The oropharynx mucosa is acutely diffusely congested and swollen. Lymphatic follicular bulging and congestion of the posterior pharyngeal wall. When the pharyngeal lateral cord is involved, it can be seen that the outer wall of the oropharynx has a longitudinal strip-like bulge and is also congested. When the infection is heavier, edema may appear in the uvula and soft palate. The mandibular angle lymph nodes can be swollen and accompanied by tenderness. The severity of this disease is related to a variety of factors. If it is a virulence bacterial infection, the total number of white blood cells and neutrophils in the surrounding blood is high, and its systemic symptoms are severe. In order to clarify pathogenic bacteria, throat swab culture and bacterial susceptibility testing are often used.

Diagnosis

Diagnosis and diagnosis of acute pharyngitis

diagnosis

According to the acute onset, pharyngeal pain, diffuse hyperemia of the pharyngeal mucosa, the diagnosis of this disease is not difficult. The prodromal period of some acute infectious diseases (such as measles, scarlet fever, flu and whooping cough) has symptoms and signs similar to acute pharyngitis, and should be identified. For children, patients should pay attention to the mucous membranes of the cheeks and the skin of the whole body to prevent misdiagnosis.

Differential diagnosis

(1) Identification with tonsillitis: The sore throat and systemic symptoms of acute tonsillitis are more serious than acute pharyngitis. The tonsils are swollen and purulent, and the pharyngeal mucosa is affected, but the lymphoid follicles have no suppuration.

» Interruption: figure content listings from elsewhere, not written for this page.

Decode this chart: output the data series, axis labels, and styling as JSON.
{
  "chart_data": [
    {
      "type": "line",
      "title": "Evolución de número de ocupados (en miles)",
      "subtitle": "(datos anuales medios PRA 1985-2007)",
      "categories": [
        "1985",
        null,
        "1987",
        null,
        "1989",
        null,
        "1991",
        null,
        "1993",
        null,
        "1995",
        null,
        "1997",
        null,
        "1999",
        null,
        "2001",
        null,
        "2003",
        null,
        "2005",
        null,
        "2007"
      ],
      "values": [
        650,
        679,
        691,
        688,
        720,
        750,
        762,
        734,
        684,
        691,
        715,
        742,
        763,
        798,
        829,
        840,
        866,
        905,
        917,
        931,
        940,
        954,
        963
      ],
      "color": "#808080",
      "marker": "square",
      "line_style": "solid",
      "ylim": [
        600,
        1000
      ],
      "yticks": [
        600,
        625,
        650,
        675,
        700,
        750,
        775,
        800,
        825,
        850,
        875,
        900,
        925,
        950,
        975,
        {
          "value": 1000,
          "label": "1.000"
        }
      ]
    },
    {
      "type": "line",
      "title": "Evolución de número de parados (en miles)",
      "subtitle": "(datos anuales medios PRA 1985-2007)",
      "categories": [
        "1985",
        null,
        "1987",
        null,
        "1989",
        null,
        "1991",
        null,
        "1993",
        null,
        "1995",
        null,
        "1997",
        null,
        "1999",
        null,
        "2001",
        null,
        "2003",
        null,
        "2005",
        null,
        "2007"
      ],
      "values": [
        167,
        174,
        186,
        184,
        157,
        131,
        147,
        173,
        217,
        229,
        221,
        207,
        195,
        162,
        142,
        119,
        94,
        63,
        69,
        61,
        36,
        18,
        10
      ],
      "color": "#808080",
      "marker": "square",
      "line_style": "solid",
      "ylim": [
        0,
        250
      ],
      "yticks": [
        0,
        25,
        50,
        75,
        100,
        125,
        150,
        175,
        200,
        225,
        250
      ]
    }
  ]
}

(2) Identification with pharyngeal diphtheria: The symptoms of pharyngeal diphtheria systemic poisoning are obvious, the spirit is wilting, the gray and white pseudomembrane can be seen in the pharynx, and the diphtheria bacillus can be found by taking the secretion examination.

The material in this site is intended to be of general informational use and is not intended to constitute medical advice, probable diagnosis, or recommended treatments.